Exactly! Every track not made, because it does not meet some impossible artistic benchmark, is another chip added to your writers block. Making mediocre/bad tracks hones your music skills and will eventually get you closer to your own musical goals. Sitting down and whining about not being good enough will only make you better at whining not playing.
I find what works for me is just getting started. I have the tendency to think about making music rather than actually make it (and I also procrastinate a lot 😁). But every time I sit in front of my modular and start patching something I get something in return. Nothing good most of the time, by any stretch of the imagination, but still something. I just need to push myself to get started.
And modular is an instrument indeed, every time you make something, even if it's terrible, you're honing your skills.
Synthesis is a vast field and the ways on how to achieve your goals are almost endless. The downside of it is that it takes time and practices to more comfortable with it and be able to reproduce what's in your head, so keep at it.
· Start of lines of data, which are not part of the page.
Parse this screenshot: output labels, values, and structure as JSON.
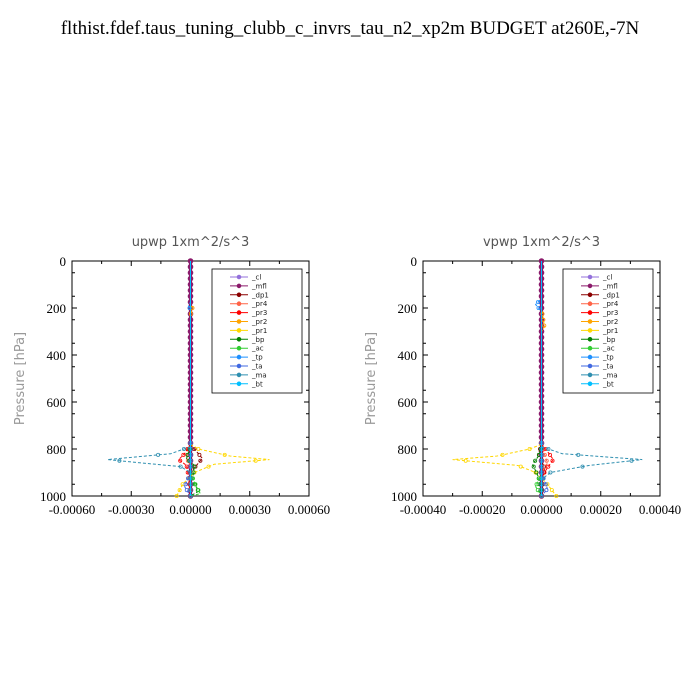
{
  "page_title": "flthist.fdef.taus_tuning_clubb_c_invrs_tau_n2_xp2m  BUDGET at260E,-7N",
  "chart_data": [
    {
      "type": "line",
      "title": "upwp   1xm^2/s^3",
      "ylabel": "Pressure [hPa]",
      "xlim": [
        -0.0006,
        0.0006
      ],
      "ylim": [
        1000,
        0
      ],
      "x_ticks": [
        "-0.00060",
        "-0.00030",
        "0.00000",
        "0.00030",
        "0.00060"
      ],
      "y_ticks": [
        "0",
        "200",
        "400",
        "600",
        "800",
        "1000"
      ],
      "legend_position": "top-right",
      "series": [
        {
          "name": "_cl",
          "color": "#9370db",
          "points": [
            [
              0,
              0
            ],
            [
              0,
              200
            ],
            [
              0,
              400
            ],
            [
              0,
              600
            ],
            [
              0,
              800
            ],
            [
              0,
              1000
            ]
          ]
        },
        {
          "name": "_mfl",
          "color": "#8b1a6b",
          "points": [
            [
              0,
              0
            ],
            [
              0,
              200
            ],
            [
              0,
              400
            ],
            [
              0,
              600
            ],
            [
              0,
              800
            ],
            [
              0,
              1000
            ]
          ]
        },
        {
          "name": "_dp1",
          "color": "#8b0000",
          "points": [
            [
              0,
              780
            ],
            [
              2e-05,
              800
            ],
            [
              6e-05,
              840
            ],
            [
              3e-05,
              870
            ],
            [
              0,
              900
            ],
            [
              0,
              1000
            ]
          ]
        },
        {
          "name": "_pr4",
          "color": "#ff6347",
          "points": [
            [
              0,
              780
            ],
            [
              -1e-05,
              800
            ],
            [
              -2e-05,
              840
            ],
            [
              0,
              870
            ],
            [
              0,
              1000
            ]
          ]
        },
        {
          "name": "_pr3",
          "color": "#ff0000",
          "points": [
            [
              0,
              780
            ],
            [
              -3e-05,
              820
            ],
            [
              -6e-05,
              845
            ],
            [
              -2e-05,
              870
            ],
            [
              -1e-05,
              920
            ],
            [
              0,
              1000
            ]
          ]
        },
        {
          "name": "_pr2",
          "color": "#ffa500",
          "points": [
            [
              0,
              0
            ],
            [
              0,
              180
            ],
            [
              1e-05,
              200
            ],
            [
              0,
              230
            ],
            [
              0,
              1000
            ]
          ]
        },
        {
          "name": "_pr1",
          "color": "#ffd700",
          "points": [
            [
              0,
              780
            ],
            [
              4e-05,
              800
            ],
            [
              0.0002,
              830
            ],
            [
              0.0004,
              845
            ],
            [
              0.00012,
              865
            ],
            [
              2e-05,
              900
            ],
            [
              -4e-05,
              950
            ],
            [
              -7e-05,
              1000
            ]
          ]
        },
        {
          "name": "_bp",
          "color": "#008000",
          "points": [
            [
              0,
              790
            ],
            [
              -2e-05,
              840
            ],
            [
              2e-05,
              870
            ],
            [
              1e-05,
              930
            ],
            [
              4e-05,
              980
            ],
            [
              0,
              1000
            ]
          ]
        },
        {
          "name": "_ac",
          "color": "#32cd32",
          "points": [
            [
              0,
              900
            ],
            [
              3e-05,
              960
            ],
            [
              5e-05,
              990
            ],
            [
              0,
              1000
            ]
          ]
        },
        {
          "name": "_tp",
          "color": "#1e90ff",
          "points": [
            [
              0,
              0
            ],
            [
              0,
              175
            ],
            [
              -1e-05,
              190
            ],
            [
              0,
              210
            ],
            [
              0,
              1000
            ]
          ]
        },
        {
          "name": "_ta",
          "color": "#4169e1",
          "points": [
            [
              0,
              900
            ],
            [
              -3e-05,
              960
            ],
            [
              0,
              1000
            ]
          ]
        },
        {
          "name": "_ma",
          "color": "#2f8fb0",
          "points": [
            [
              0,
              790
            ],
            [
              -0.0001,
              820
            ],
            [
              -0.00042,
              845
            ],
            [
              -0.00024,
              860
            ],
            [
              -5e-05,
              875
            ],
            [
              0,
              900
            ],
            [
              0,
              1000
            ]
          ]
        },
        {
          "name": "_bt",
          "color": "#00bfff",
          "points": [
            [
              0,
              0
            ],
            [
              0,
              200
            ],
            [
              0,
              400
            ],
            [
              0,
              600
            ],
            [
              0,
              800
            ],
            [
              0,
              1000
            ]
          ]
        }
      ]
    },
    {
      "type": "line",
      "title": "vpwp   1xm^2/s^3",
      "ylabel": "Pressure [hPa]",
      "xlim": [
        -0.0004,
        0.0004
      ],
      "ylim": [
        1000,
        0
      ],
      "x_ticks": [
        "-0.00040",
        "-0.00020",
        "0.00000",
        "0.00020",
        "0.00040"
      ],
      "y_ticks": [
        "0",
        "200",
        "400",
        "600",
        "800",
        "1000"
      ],
      "legend_position": "top-right",
      "series": [
        {
          "name": "_cl",
          "color": "#9370db",
          "points": [
            [
              0,
              0
            ],
            [
              0,
              200
            ],
            [
              0,
              400
            ],
            [
              0,
              600
            ],
            [
              0,
              800
            ],
            [
              0,
              1000
            ]
          ]
        },
        {
          "name": "_mfl",
          "color": "#8b1a6b",
          "points": [
            [
              0,
              0
            ],
            [
              0,
              200
            ],
            [
              0,
              400
            ],
            [
              0,
              600
            ],
            [
              0,
              800
            ],
            [
              0,
              1000
            ]
          ]
        },
        {
          "name": "_dp1",
          "color": "#8b0000",
          "points": [
            [
              0,
              780
            ],
            [
              -1e-05,
              820
            ],
            [
              0,
              850
            ],
            [
              1e-05,
              880
            ],
            [
              0,
              1000
            ]
          ]
        },
        {
          "name": "_pr4",
          "color": "#ff6347",
          "points": [
            [
              0,
              780
            ],
            [
              1e-05,
              820
            ],
            [
              2e-05,
              860
            ],
            [
              0,
              900
            ],
            [
              0,
              1000
            ]
          ]
        },
        {
          "name": "_pr3",
          "color": "#ff0000",
          "points": [
            [
              0,
              780
            ],
            [
              2e-05,
              810
            ],
            [
              4e-05,
              845
            ],
            [
              2e-05,
              880
            ],
            [
              0,
              920
            ],
            [
              0,
              1000
            ]
          ]
        },
        {
          "name": "_pr2",
          "color": "#ffa500",
          "points": [
            [
              0,
              0
            ],
            [
              0,
              200
            ],
            [
              1e-05,
              280
            ],
            [
              0,
              300
            ],
            [
              0,
              1000
            ]
          ]
        },
        {
          "name": "_pr1",
          "color": "#ffd700",
          "points": [
            [
              0,
              780
            ],
            [
              -4e-05,
              800
            ],
            [
              -0.00015,
              830
            ],
            [
              -0.0003,
              845
            ],
            [
              -8e-05,
              870
            ],
            [
              -2e-05,
              900
            ],
            [
              2e-05,
              950
            ],
            [
              5e-05,
              1000
            ]
          ]
        },
        {
          "name": "_bp",
          "color": "#008000",
          "points": [
            [
              0,
              790
            ],
            [
              -1e-05,
              830
            ],
            [
              -3e-05,
              865
            ],
            [
              -1e-05,
              920
            ],
            [
              0,
              1000
            ]
          ]
        },
        {
          "name": "_ac",
          "color": "#32cd32",
          "points": [
            [
              0,
              900
            ],
            [
              -2e-05,
              960
            ],
            [
              0,
              1000
            ]
          ]
        },
        {
          "name": "_tp",
          "color": "#1e90ff",
          "points": [
            [
              0,
              0
            ],
            [
              0,
              160
            ],
            [
              -2e-05,
              185
            ],
            [
              0,
              215
            ],
            [
              0,
              1000
            ]
          ]
        },
        {
          "name": "_ta",
          "color": "#4169e1",
          "points": [
            [
              0,
              900
            ],
            [
              2e-05,
              970
            ],
            [
              0,
              1000
            ]
          ]
        },
        {
          "name": "_ma",
          "color": "#2f8fb0",
          "points": [
            [
              0,
              790
            ],
            [
              7e-05,
              820
            ],
            [
              0.00034,
              845
            ],
            [
              0.00016,
              870
            ],
            [
              3e-05,
              900
            ],
            [
              0,
              930
            ],
            [
              0,
              1000
            ]
          ]
        },
        {
          "name": "_bt",
          "color": "#00bfff",
          "points": [
            [
              0,
              0
            ],
            [
              0,
              200
            ],
            [
              0,
              400
            ],
            [
              0,
              600
            ],
            [
              0,
              800
            ],
            [
              0,
              1000
            ]
          ]
        }
      ]
    }
  ]
}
I certainly agree too many options make music making harder not easier..... When I start writing a new song I usually get 2 or 3 sounds that work well together and go from there - this includes the drums.....
Drums are always a solid start. A solid groove is half the track IMO. Once you have that running you can figure out (a) bassline(s) and the rest will follow. Most carbon-based lifeforms have an easier time recognizing sound as music if there is some rhythmic element going on, i guess it reminds them of their own heart(s)beat. It(s a bit like recognizing faces in car grills.